Elle n’a que 13 ans quand elle est mariée avec un chômeur âgé de 30 ans et connaîtra des déboires qui la marqueront (décès de sa fille, conflits conjugaux) et qui expliquent peut-être la grande mélancolie qui imprègne son interprétation mais aussi son doux visage aux grands yeux tristes. En 1935, elle fugue à Paris où elle chante et notamment au célèbre cabaret El Djazaïr, qui fut un laboratoire de la chanson moderne algérienne. De retour au pays, elle se produit au Café des Sports dans la Basse-Casbah (aujourd’hui en ruines) tenu par le chanteur Hadj Mahfoud. A partir de cette période, elle s’oriente résolument vers la chanson algéroise qui fera son immense succès en 1949, avec l’inégalable chanson Mal H’bibi Malou, enregistrée et diffusée par la société Pacific(paroles de Kechkoul et une musique de Skandrani). Son éclosion artistique est alors remarquable : elle évolue dans la formation féminine de la grande Meryem Fekkaï ; elle devient comédienne dans la troupe de Mahieddine Bachtarzi ; les familles d’Alger surtout mais aussi d’autres villes se l’arrachent pour leurs fêtes…
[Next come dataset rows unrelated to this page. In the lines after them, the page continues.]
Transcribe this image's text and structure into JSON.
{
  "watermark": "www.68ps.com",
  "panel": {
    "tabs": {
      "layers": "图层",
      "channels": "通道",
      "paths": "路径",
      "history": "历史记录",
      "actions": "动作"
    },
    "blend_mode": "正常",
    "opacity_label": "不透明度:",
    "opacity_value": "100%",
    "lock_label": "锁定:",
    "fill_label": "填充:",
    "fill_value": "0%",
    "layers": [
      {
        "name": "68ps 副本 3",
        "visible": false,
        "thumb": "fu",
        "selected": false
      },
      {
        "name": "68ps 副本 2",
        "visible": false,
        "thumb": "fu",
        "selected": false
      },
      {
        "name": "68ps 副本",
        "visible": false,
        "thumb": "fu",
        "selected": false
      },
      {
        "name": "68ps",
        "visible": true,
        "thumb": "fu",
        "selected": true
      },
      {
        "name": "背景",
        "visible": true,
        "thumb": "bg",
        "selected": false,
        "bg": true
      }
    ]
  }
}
En 1954, sollicitée pour un gala collectif de solidarité avec les sinistrés du séisme qui vient de se produire à El Asman (Chlef), elle chante à l’Opéra de Paris. Elle apparaît les années suivantes dans des émissions de télévision de la station d’Alger de l’ORTF. Avec sa sœur Goussem, elle s’engage dans la guerre de libération et profite de sa mobilité d’artiste pour convoyer les fonds du FLN. Arrêtée, elle est emprisonnée à Serkadji. Dès sa libération, elle crée son propre ensemble féminin avec Reinette l’Oranaise au violon, sa nièce Assia au piano et à l’orgue et sa sœur à la derbouka. . A l’indépendance, elle donne toute la mesure de son talent en se produisant dans les cérémonies familiales et à la radiotélévision algérienne. Elle décède en octobre 1970. Enterrée au cimetière d’El Kettar, elle demeure une grande cantatrice de la chanson féminine et une icône d’Alger.